After watching both political parties beat each other up, it was nice to watch opposing sides give each other concussions over something other than the Iran nuke deal and who has a war on women. Nothing grabs our interest more than college football punctuated by commercials featuring cleavage, stiffy pills and beer.
If you drive south in the fall, about the time you start seeing Elvis artwork and shot glasses with the Confederate flag on them, folks will be watching SEC football. Driving south from Kentucky, through Dixie, then on south to Orlando, you will see SEC school flags a-flying outside of homes to show support for their football teams. Keep driving, when you get south of Tampa, you are back in Michigan.
It’s fortunate for the North that college football began in the South when it did, so as to distract us from thoughts of secession.
After eight consecutive years of Southern teams winning the national championship, Ohio State won the title last year. Afterward, Ohio State increased Urban Meyer’s annual salary to $6.5 million. Universities make hundreds of millions in football revenue, but they still do not pay the players—proving Southerners’ point that the North fought the Civil War over secession and not to end slavery.
When Ohio State won with a third-string quarterback last year, Coach Meyer said, “He does not know the meaning of the word ‘fear’.” Based on his SAT verbal score, he doesn’t know the meaning of a lot of other words either.
The last time a non-Southern team won, Southern Cal beat Texas in 2004. USC was then stripped of the title for paying Reggie Bush, who was punished by the NCAA and forced to date Kim Kardashian. The tainted national title was then offered to Auburn and other SEC schools, which refused it. As a matter of political principle, Southern states don’t like handouts.
We Southerners take pride in football like Northerners do in corrupt politicians, high taxes, cold weather, potholes and second-guessing their police. It is an article of faith here in the “Bible Belt” that SEC football is holy. You are to have no other gods before it, not even NASCAR or the lottery.
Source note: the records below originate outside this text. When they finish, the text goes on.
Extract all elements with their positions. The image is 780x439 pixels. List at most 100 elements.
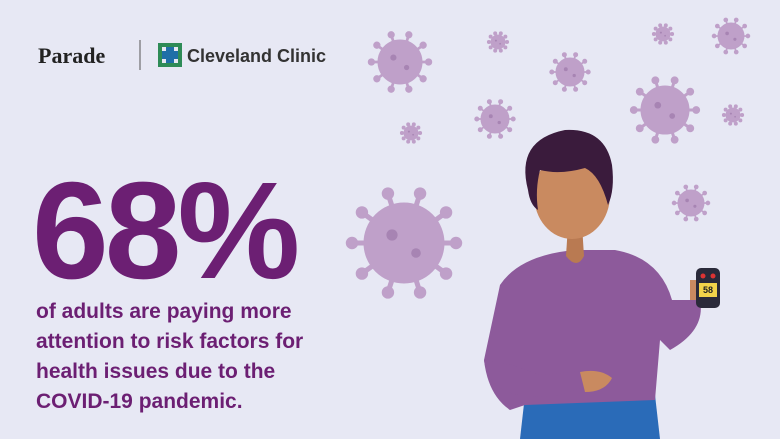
virus-knob — [367, 58, 376, 66]
virus-knob — [411, 139, 416, 144]
virus-knob — [488, 45, 493, 50]
virus-knob — [738, 118, 743, 123]
virus-knob — [714, 23, 720, 29]
virus-knob — [740, 113, 745, 117]
virus-knob — [549, 69, 555, 75]
virus-knob — [416, 125, 421, 130]
virus-knob — [477, 127, 483, 133]
virus-knob — [582, 80, 588, 86]
virus-body — [717, 22, 745, 50]
virus-body — [655, 26, 671, 42]
virus-knob — [373, 41, 381, 49]
virus-spot — [729, 112, 732, 115]
virus — [486, 31, 510, 53]
stat-text: of adults are paying more attention to ri… — [36, 300, 303, 413]
virus-knob — [705, 200, 711, 206]
virus-knob — [449, 236, 463, 250]
virus-knob — [670, 32, 675, 36]
virus-knob — [721, 113, 726, 117]
virus-spot — [733, 37, 737, 41]
virus-knob — [629, 106, 638, 114]
virus-knob — [668, 26, 673, 31]
virus-knob — [635, 124, 644, 133]
virus-knob — [387, 31, 395, 39]
virus-knob — [355, 206, 369, 219]
virus-knob — [552, 58, 558, 64]
virus-knob — [585, 69, 591, 75]
virus-knob — [493, 48, 498, 53]
virus — [549, 52, 591, 92]
virus — [721, 104, 745, 126]
meter-reading: 58 — [703, 285, 713, 295]
virus-spot — [403, 64, 410, 71]
virus-spot — [412, 133, 414, 136]
virus-body — [677, 189, 705, 217]
virus-knob — [653, 37, 658, 42]
virus-knob — [711, 33, 717, 39]
virus-knob — [674, 190, 680, 196]
virus-spot — [390, 54, 397, 61]
virus-knob — [498, 31, 503, 36]
virus-spot — [497, 120, 501, 125]
virus-spot — [725, 31, 729, 36]
virus-knob — [498, 133, 504, 139]
virus-knob — [723, 107, 728, 112]
virus-knob — [745, 33, 751, 39]
virus-spot — [488, 114, 493, 119]
virus-body — [640, 85, 690, 135]
virus-knob — [503, 45, 508, 50]
virus-spot — [654, 101, 662, 109]
virus-knob — [693, 184, 699, 190]
virus-knob — [702, 190, 708, 196]
virus-knob — [670, 135, 679, 144]
virus — [399, 122, 423, 144]
virus-knob — [635, 87, 644, 96]
virus-spot — [669, 113, 676, 119]
virus-knob — [498, 48, 503, 53]
virus-knob — [387, 85, 395, 93]
virus-knob — [507, 127, 513, 133]
virus-knob — [723, 49, 729, 55]
stat-line: COVID-19 pandemic. — [36, 390, 243, 413]
virus-body — [403, 125, 419, 141]
virus-knob — [728, 104, 733, 109]
virus-knob — [686, 124, 695, 133]
virus-knob — [474, 116, 480, 122]
virus-knob — [668, 37, 673, 42]
virus-knob — [477, 105, 483, 111]
virus-knob — [419, 75, 427, 83]
virus-knob — [683, 216, 689, 222]
person-illustration: 58 — [484, 129, 720, 439]
stat-line: health issues due to the — [36, 360, 275, 383]
virus-knob — [658, 23, 663, 28]
virus — [367, 31, 433, 93]
virus-spot — [407, 130, 410, 133]
virus-knob — [381, 187, 395, 200]
virus-knob — [728, 121, 733, 126]
virus-knob — [406, 122, 411, 127]
virus-knob — [658, 40, 663, 45]
virus-spot — [664, 34, 666, 37]
virus-spot — [572, 73, 576, 78]
virus-knob — [493, 31, 498, 36]
virus-body — [725, 107, 741, 123]
virus-knob — [405, 85, 413, 93]
virus-knob — [663, 23, 668, 28]
virus — [474, 99, 516, 139]
virus-spot — [411, 248, 421, 258]
virus-knob — [693, 216, 699, 222]
virus-spot — [494, 39, 497, 42]
virus-knob — [738, 107, 743, 112]
stat-figure: 68% — [32, 154, 297, 308]
virus-knob — [419, 41, 427, 49]
virus-knob — [355, 267, 369, 280]
virus-spot — [563, 67, 568, 72]
virus-knob — [505, 40, 510, 44]
virus — [651, 23, 675, 45]
virus-knob — [573, 86, 579, 92]
virus-knob — [373, 75, 381, 83]
virus-knob — [488, 34, 493, 39]
partner-icon — [158, 43, 182, 67]
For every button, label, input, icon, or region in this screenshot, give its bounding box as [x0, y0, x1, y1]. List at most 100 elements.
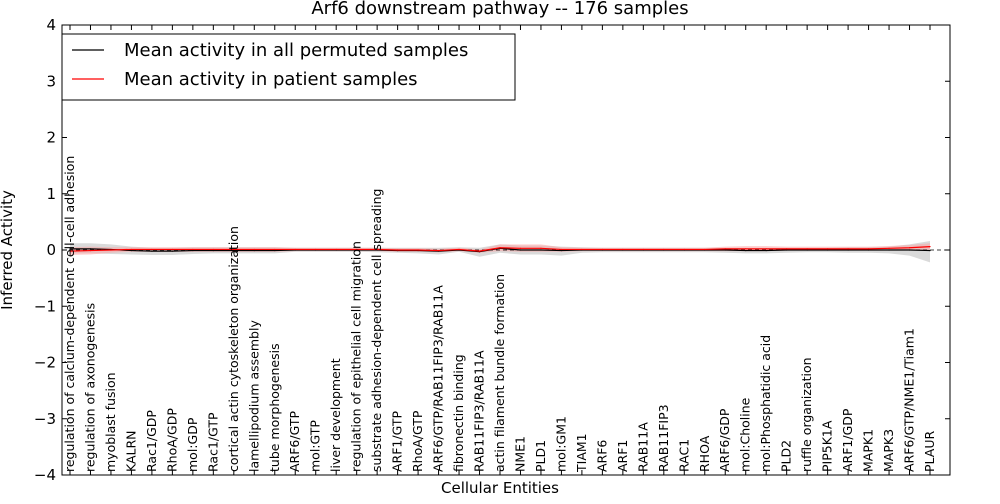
data-point-patient: [724, 248, 726, 250]
confidence-band-patient: [70, 243, 930, 256]
x-tick-label: tube morphogenesis: [267, 343, 282, 472]
x-tick-label: liver development: [328, 358, 343, 472]
x-tick-label: PLD1: [533, 440, 548, 472]
data-point-permuted: [827, 249, 829, 251]
y-tick-label: −2: [34, 354, 56, 372]
x-tick-label: ARF6: [594, 440, 609, 472]
data-point-patient: [581, 248, 583, 251]
data-point-permuted: [806, 249, 808, 251]
data-point-permuted: [253, 249, 255, 252]
x-tick-label: ARF6/GTP/NME1/Tiam1: [902, 328, 917, 472]
data-point-patient: [233, 248, 235, 251]
x-tick-label: actin filament bundle formation: [492, 274, 507, 472]
x-tick-label: Rac1/GTP: [205, 412, 220, 472]
y-tick-label: −4: [34, 466, 56, 484]
data-point-permuted: [929, 249, 931, 252]
x-tick-label: regulation of axonogenesis: [82, 303, 97, 472]
data-point-patient: [601, 248, 603, 251]
data-point-permuted: [847, 249, 849, 251]
data-point-patient: [89, 249, 92, 252]
data-point-patient: [253, 248, 255, 251]
legend-label-patient: Mean activity in patient samples: [124, 69, 418, 90]
data-point-patient: [151, 248, 153, 251]
data-point-patient: [130, 248, 133, 251]
x-tick-label: lamellipodium assembly: [246, 320, 261, 472]
x-tick-label: RhoA/GTP: [410, 410, 425, 472]
data-point-permuted: [212, 249, 214, 252]
data-point-permuted: [724, 249, 726, 251]
x-tick-label: substrate adhesion-dependent cell spread…: [369, 189, 384, 472]
x-tick-label: ARF6/GTP: [287, 411, 302, 472]
x-tick-label: MAPK1: [861, 429, 876, 472]
data-point-permuted: [69, 248, 71, 250]
x-tick-label: Rac1/GDP: [144, 410, 159, 472]
data-point-patient: [274, 248, 276, 251]
x-tick-label: KALRN: [123, 430, 138, 472]
data-point-permuted: [786, 249, 788, 251]
x-tick-label: cortical actin cytoskeleton organization: [226, 226, 241, 472]
x-tick-label: RAB11FIP3/RAB11A: [472, 350, 487, 472]
series-lines: [69, 246, 931, 253]
y-tick-label: 4: [46, 16, 56, 34]
legend: Mean activity in all permuted samples Me…: [61, 33, 516, 101]
data-point-patient: [335, 248, 337, 251]
data-point-patient: [642, 248, 644, 251]
data-point-patient: [806, 248, 808, 250]
data-point-patient: [110, 249, 112, 251]
x-tick-label: RhoA/GDP: [164, 408, 179, 472]
x-tick-label: mol:GTP: [308, 420, 323, 472]
x-tick-label: ARF1/GTP: [390, 411, 405, 472]
x-tick-label: regulation of calcium-dependent cell-cel…: [62, 156, 77, 472]
data-point-patient: [765, 248, 767, 250]
x-tick-label: ARF6/GDP: [717, 408, 732, 472]
x-tick-label: mol:Phosphatidic acid: [758, 335, 773, 472]
y-tick-label: 1: [46, 185, 56, 203]
chart-title: Arf6 downstream pathway -- 176 samples: [311, 0, 688, 19]
y-tick-label: −3: [34, 410, 56, 428]
x-axis-label: Cellular Entities: [441, 479, 559, 497]
data-point-patient: [888, 247, 890, 249]
data-point-patient: [294, 248, 296, 251]
data-point-permuted: [274, 249, 276, 252]
data-point-patient: [663, 248, 665, 251]
data-point-permuted: [745, 249, 747, 252]
x-tick-label: mol:GDP: [185, 417, 200, 472]
data-point-patient: [356, 248, 358, 251]
y-tick-label: −1: [34, 297, 56, 315]
confidence-bands: [70, 241, 930, 263]
data-point-permuted: [130, 249, 133, 252]
data-point-patient: [437, 249, 440, 252]
data-point-patient: [417, 249, 419, 251]
legend-label-permuted: Mean activity in all permuted samples: [124, 40, 468, 61]
data-point-patient: [929, 246, 931, 248]
data-point-patient: [499, 247, 501, 249]
confidence-band-permuted: [70, 241, 930, 263]
x-tick-label: regulation of epithelial cell migration: [349, 241, 364, 472]
data-point-permuted: [888, 249, 890, 251]
data-point-permuted: [233, 249, 235, 252]
data-point-permuted: [540, 249, 542, 251]
x-tick-label: mol:Choline: [738, 397, 753, 472]
x-tick-label: ruffle organization: [799, 357, 814, 472]
data-point-patient: [540, 247, 542, 249]
data-point-patient: [867, 248, 870, 250]
data-point-patient: [212, 248, 214, 251]
x-tick-label: ARF1: [615, 440, 630, 472]
legend-box: [61, 33, 516, 101]
x-tick-label: MAPK3: [881, 429, 896, 472]
data-point-patient: [560, 248, 563, 251]
x-tick-label: RAB11FIP3: [656, 404, 671, 472]
data-point-patient: [69, 250, 71, 252]
data-point-patient: [827, 248, 829, 250]
data-point-patient: [704, 248, 706, 251]
x-tick-label: NME1: [512, 436, 527, 472]
x-axis-ticks: regulation of calcium-dependent cell-cel…: [62, 25, 937, 475]
data-point-permuted: [171, 250, 173, 252]
y-axis-ticks: −4 −3 −2 −1 0 1 2 3 4: [34, 16, 950, 484]
x-tick-label: ARF1/GDP: [840, 408, 855, 472]
data-point-patient: [683, 248, 685, 251]
data-point-patient: [745, 248, 747, 250]
x-tick-label: mol:GM1: [553, 416, 568, 472]
data-point-patient: [458, 248, 460, 251]
data-point-patient: [786, 248, 788, 250]
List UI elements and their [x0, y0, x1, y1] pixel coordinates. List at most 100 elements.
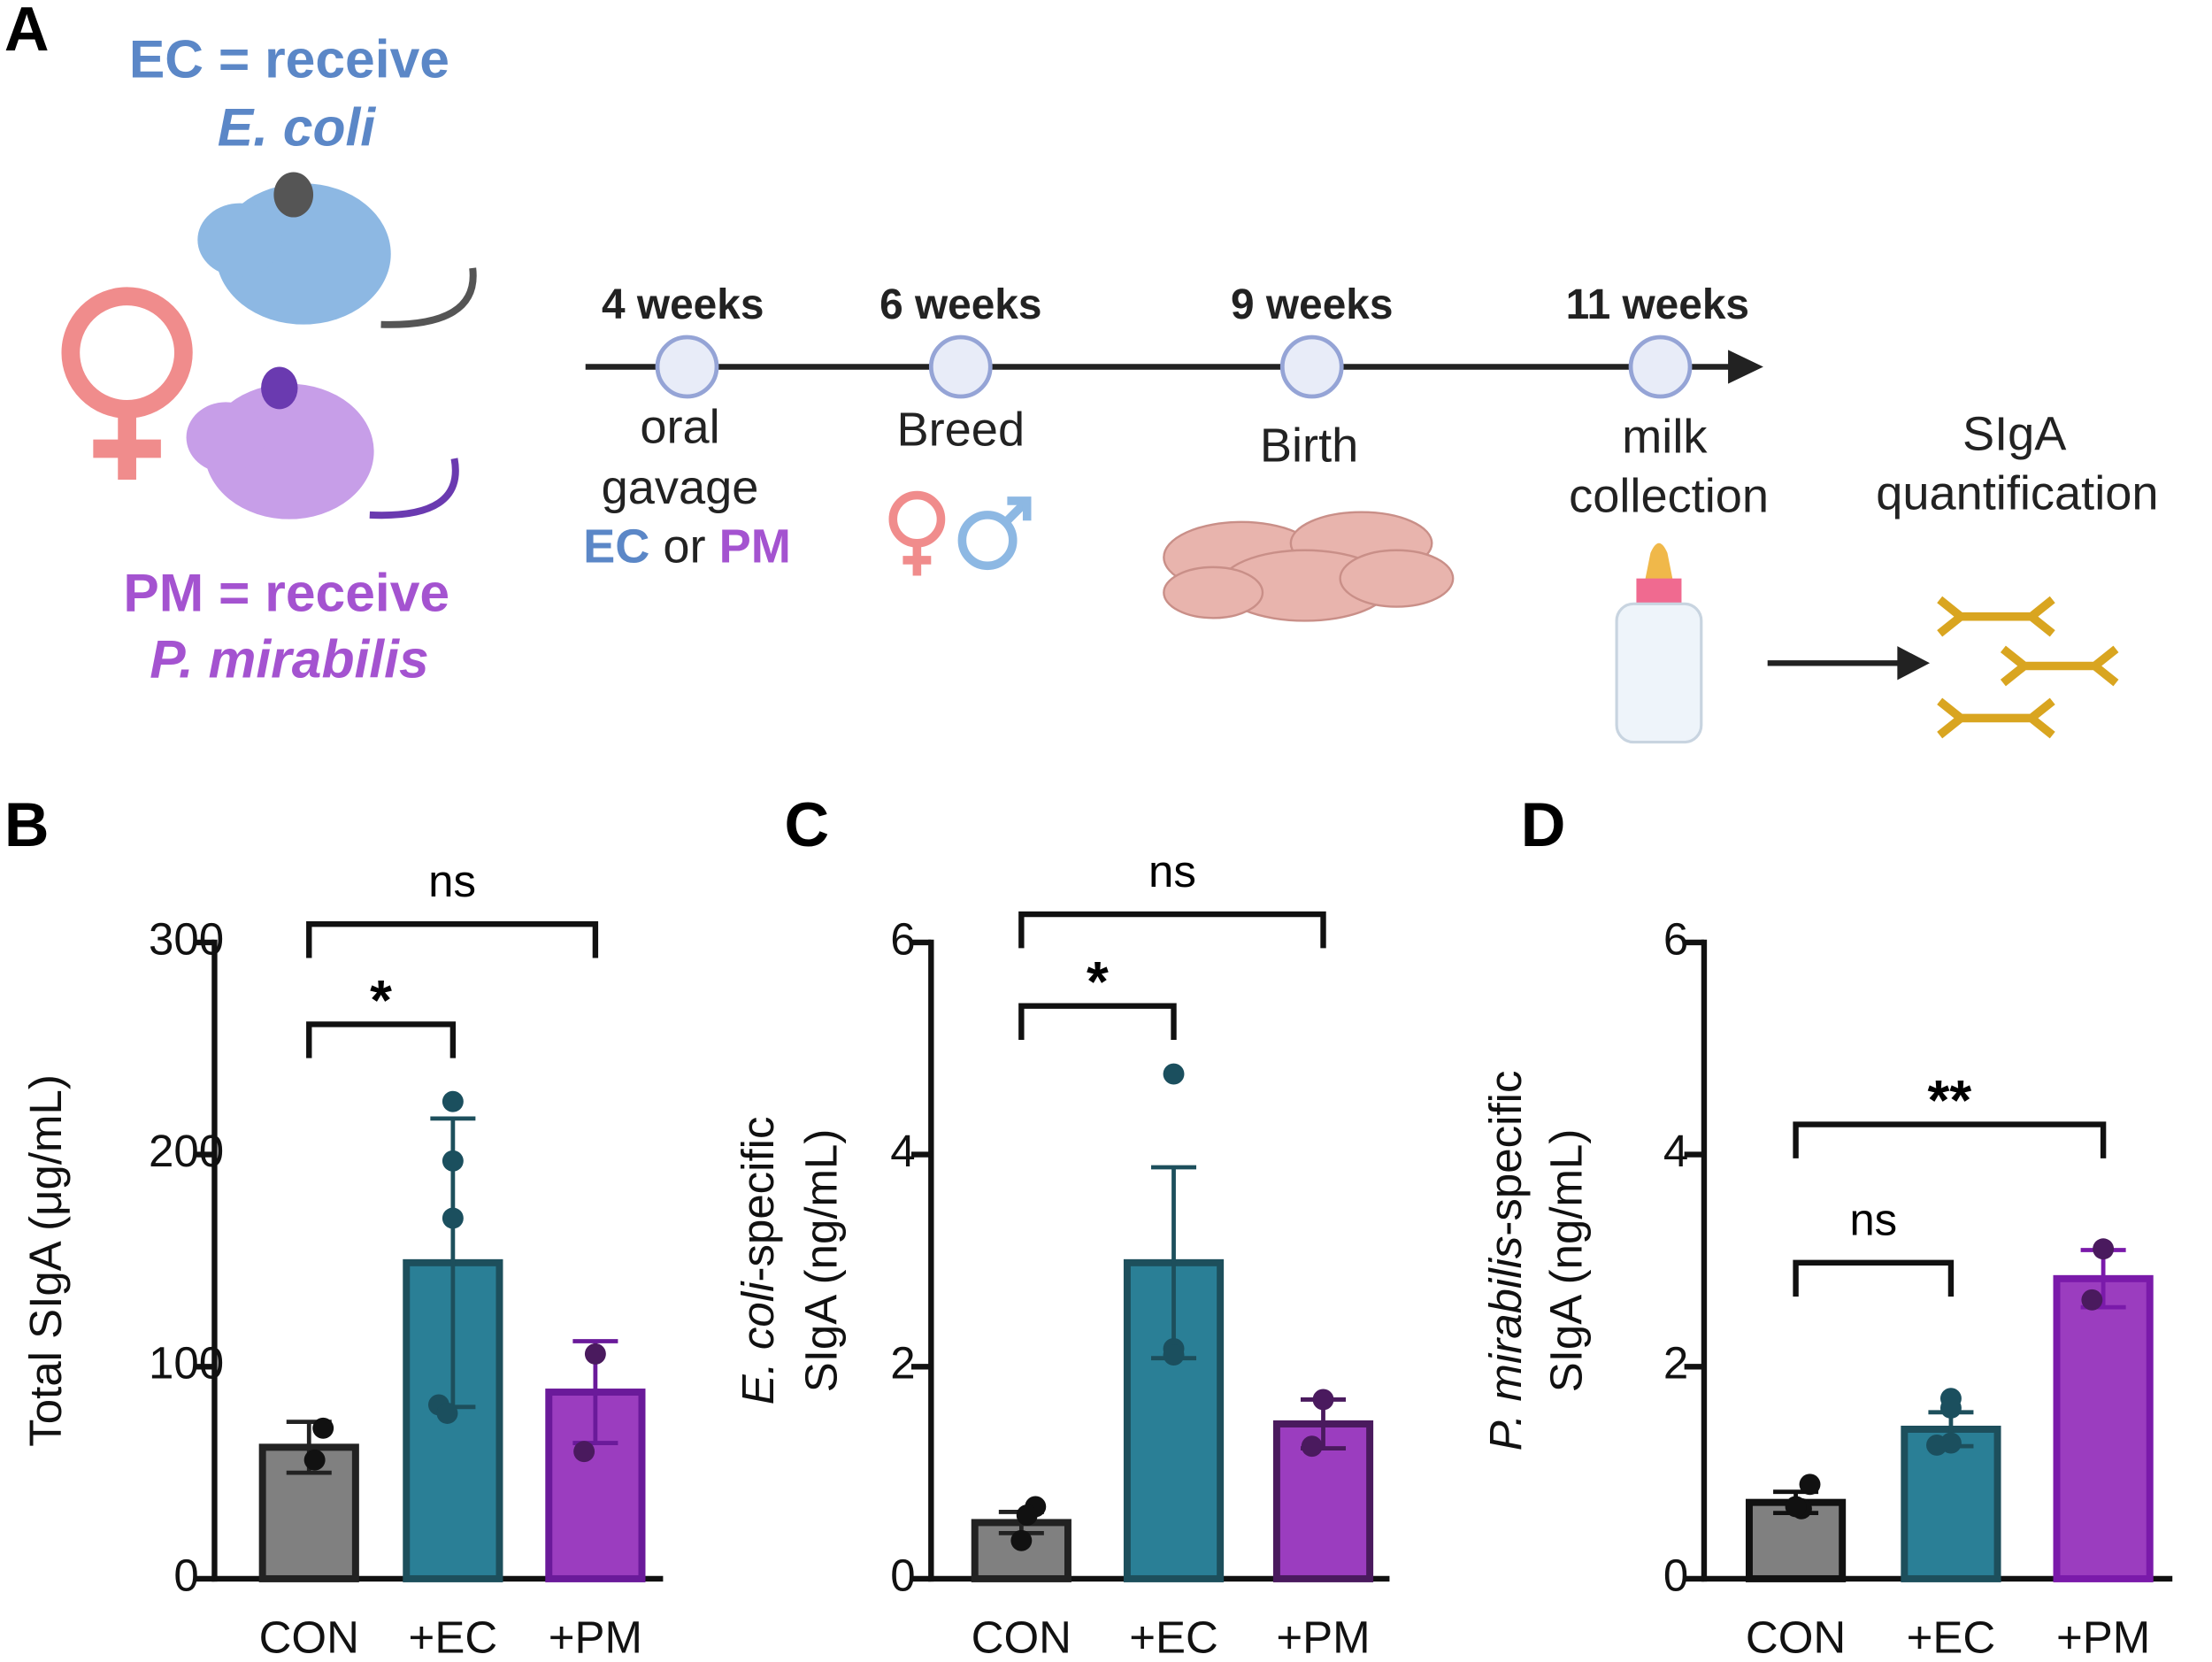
step-label: Breed — [896, 404, 1025, 457]
step-label-part: or — [649, 520, 718, 573]
data-point — [442, 1090, 464, 1112]
y-tick-label: 100 — [149, 1338, 224, 1389]
y-axis-label-part: -specific — [733, 1116, 783, 1281]
y-tick-label: 6 — [890, 913, 915, 964]
data-point — [1016, 1504, 1038, 1526]
y-axis-label-part: P. mirabilis — [1480, 1236, 1531, 1451]
y-tick-label: 4 — [890, 1126, 915, 1176]
x-tick-label: +PM — [549, 1612, 642, 1662]
data-point — [2093, 1238, 2115, 1260]
y-axis-label: SIgA (ng/mL) — [1541, 1129, 1592, 1393]
y-tick-label: 0 — [890, 1550, 915, 1600]
x-tick-label: +EC — [409, 1612, 498, 1662]
data-point — [1163, 1344, 1185, 1366]
significance-bracket — [1793, 1121, 2107, 1158]
data-point — [2081, 1289, 2103, 1311]
data-point — [312, 1417, 334, 1439]
panel-label: C — [785, 790, 830, 859]
time-label: 6 weeks — [879, 281, 1041, 328]
data-point — [573, 1441, 595, 1463]
step-label: oral — [640, 401, 719, 454]
y-tick-label: 6 — [1663, 913, 1688, 964]
step-label: milk — [1622, 411, 1708, 464]
data-point — [436, 1403, 458, 1424]
y-axis-label-part: SIgA (ng/mL) — [1541, 1129, 1592, 1393]
sex-symbols — [888, 490, 1032, 576]
significance-label: * — [370, 968, 392, 1032]
x-tick-label: +EC — [1907, 1612, 1996, 1662]
data-point — [1799, 1473, 1821, 1496]
x-tick-label: +EC — [1129, 1612, 1218, 1662]
data-point — [584, 1343, 606, 1365]
step-label: quantification — [1876, 466, 2158, 519]
timeline-arrow — [1728, 350, 1763, 384]
milk-bottle — [1615, 542, 1703, 744]
panel-label: B — [4, 790, 50, 859]
significance-bracket — [306, 921, 599, 958]
significance-bracket — [1793, 1259, 1955, 1297]
time-label: 9 weeks — [1231, 281, 1393, 328]
y-axis-label-part: SIgA (ng/mL) — [796, 1129, 847, 1393]
y-tick-label: 300 — [149, 913, 224, 964]
y-axis-label: E. coli-specific — [733, 1116, 783, 1404]
y-tick-label: 200 — [149, 1126, 224, 1176]
x-tick-label: CON — [972, 1612, 1071, 1662]
x-tick-label: CON — [1746, 1612, 1846, 1662]
step-label: SIgA — [1962, 408, 2067, 461]
y-axis-label: SIgA (ng/mL) — [796, 1129, 847, 1393]
pups — [1163, 511, 1455, 622]
mouse-pm — [186, 366, 459, 519]
y-tick-label: 2 — [1663, 1338, 1688, 1389]
data-point — [1939, 1397, 1962, 1419]
antibodies — [1937, 596, 2119, 739]
step-label: gavage — [602, 461, 759, 514]
y-axis-label-part: E. coli — [733, 1281, 783, 1405]
group-label: EC = receive — [129, 29, 449, 89]
significance-label: ** — [1928, 1068, 1972, 1132]
time-label: 11 weeks — [1566, 281, 1749, 328]
panel-a: A EC = receive E. coli PM = receive P. m… — [4, 0, 2159, 744]
significance-bracket — [1018, 1003, 1177, 1040]
significance-label: ns — [428, 856, 476, 906]
time-label: 4 weeks — [602, 281, 764, 328]
significance-label: * — [1087, 950, 1109, 1013]
step-label: EC or PM — [583, 520, 791, 573]
data-point — [442, 1207, 464, 1229]
step-label: Birth — [1260, 419, 1358, 472]
significance-bracket — [1018, 911, 1326, 949]
panel-label: A — [4, 0, 50, 64]
y-tick-label: 4 — [1663, 1126, 1688, 1176]
data-point — [303, 1449, 326, 1471]
data-point — [1010, 1529, 1033, 1551]
data-point — [1301, 1435, 1323, 1458]
y-axis-label-part: -specific — [1480, 1071, 1531, 1236]
group-label: PM = receive — [123, 562, 449, 622]
significance-label: ns — [1849, 1195, 1897, 1245]
y-tick-label: 0 — [1663, 1550, 1688, 1600]
y-axis-label: Total SIgA (μg/mL) — [20, 1074, 71, 1447]
significance-bracket — [306, 1021, 457, 1058]
arrow-head — [1897, 646, 1931, 681]
female-symbol — [61, 287, 193, 481]
significance-label: ns — [1148, 846, 1196, 896]
y-tick-label: 2 — [890, 1338, 915, 1389]
bar — [2053, 1274, 2154, 1582]
panel-label: D — [1521, 790, 1566, 859]
group-label: P. mirabilis — [150, 628, 428, 689]
x-tick-label: +PM — [2056, 1612, 2150, 1662]
step-label: collection — [1569, 470, 1769, 523]
y-tick-label: 0 — [173, 1550, 198, 1600]
step-label-part: PM — [719, 520, 791, 573]
y-axis-label: P. mirabilis-specific — [1480, 1071, 1531, 1451]
x-tick-label: +PM — [1276, 1612, 1370, 1662]
x-tick-label: CON — [259, 1612, 359, 1662]
timeline-markers — [655, 335, 1693, 399]
group-label: E. coli — [218, 96, 377, 157]
data-point — [1163, 1063, 1185, 1085]
step-label-part: EC — [583, 520, 649, 573]
data-point — [442, 1150, 464, 1172]
data-point — [1312, 1389, 1334, 1411]
mouse-ec — [197, 172, 477, 328]
bar — [1901, 1425, 2001, 1582]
Northern elites resent pretty much anything Southern; that is why it is fashionable to be snarky about colleges in the South. To be fair to Northerners, if I lived in a state that smelled like bong water, had high taxes, a race riot-based economy and which lost its top football recruits to the South each year, I’d be angry too. The North is left with just hockey, which is its own punishment.
After last year’s aberration, it looks like a Southern team will end up on top again and the world will make sense. Notre Dame, of course, is again over-ranked in the polls, given that every Catholic sports writer in the North votes for the Fighting Irish. They will again falter. It’s too bad the Irish do not have some sort of time-honored custom in which they commiserate with each other and drown their sorrows.
It has become difficult to get four SEC teams into the BCS playoff. They have to play each other and even Mississippi State and Vanderbilt have been going to bowl games. They tend to have more losses. But steel sharpens steel, so the SEC teams, once they are in playoff games, tend to win. I hope political correctness-seeking, geographic affirmative action doesn’t continue to shape BCS picks. Let the best teams win. Two years ago, the game between Alabama and Georgia during the season before the BCS was the de facto national championship.
Psychiatrists will tell you that football in the U.S.A. is a proxy that satisfies our lust for war. But just to be safe, our government gets us involved in a lot of wars around the world.
Rest assured, the South beating the North in football is rooted in far deeper issues than an amateur athletic contest. It might just be maneuvers in preparation for secession.